We have three equations:
J = M + 4
J = D + 8
(M * P) = (J * D) + 16
Now let's substitute the value of J from equation 1 into equations 2 and 3:
(M + 4) = D + 8 --> M - D = 4 (Equation 4)
(M * P) = ((M + 4) * D) + 16 --> (M * P) = (M * D) + (4 * D) + 16 --> M * (P - D) = 4D + 16 --> M = (4D + 16) / (P - D) (Equation 5)
Now we need to find possible values for D and P that satisfy equations 4 and 5.
Let's start with different values for D, and we can then calculate M using equation 5. We will consider positive integer values for D.
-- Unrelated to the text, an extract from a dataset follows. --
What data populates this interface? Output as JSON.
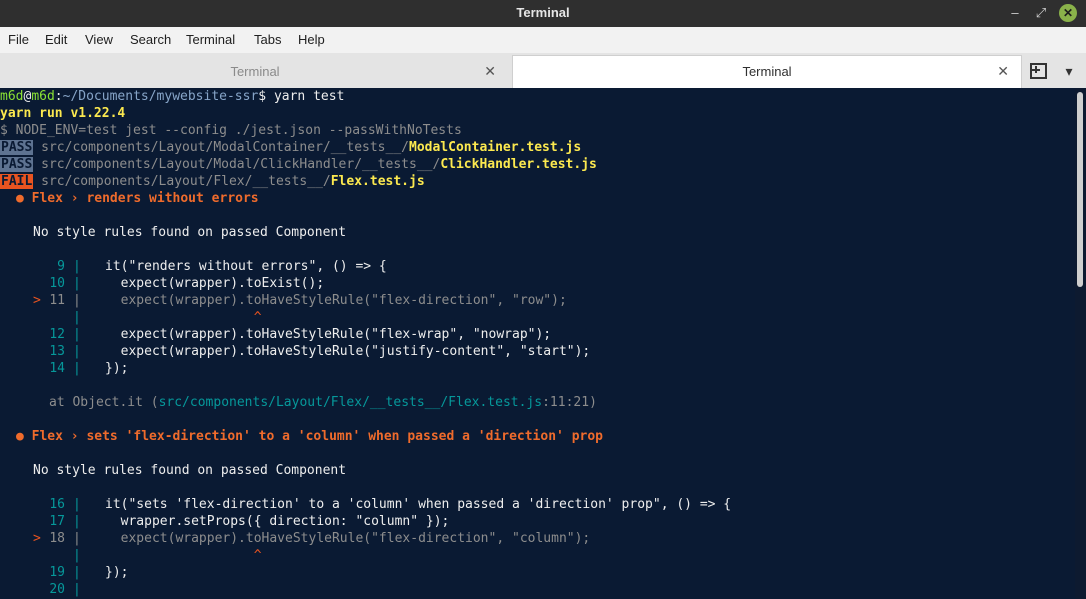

For example, let D = 1. Substituting this into equation 4, we get M - 1 = 4, which gives us M = 5. Now we can find P using equation 5: P = (4*1 + 16) / (P - 1) = 20 / (P - 1).
Let's list out a few possible values for D, M, and P:
D = 1, M = 5, P = 20/0 (not possible)
D = 2, M = 6, P = 20/1 = 20 (possible)
D = 3, M = 7, P = 20/2 = 10 (possible)
D = 4, M = 8, P = 20/3 (not possible)
From here, we can see that the possible ages for the four boys are:
Mark is 6 years old (M = 6)
Jack is 10 years old (J = M + 4 = 6 + 4 = 10)
Dave is 2 years old (D = 2)
Paul is 20 years old (P = 20)
Therefore, the twins in this group are Mark and Dave, with ages 6 and 2 respectively, and Jack is 10 years old while Paul is 20 years old.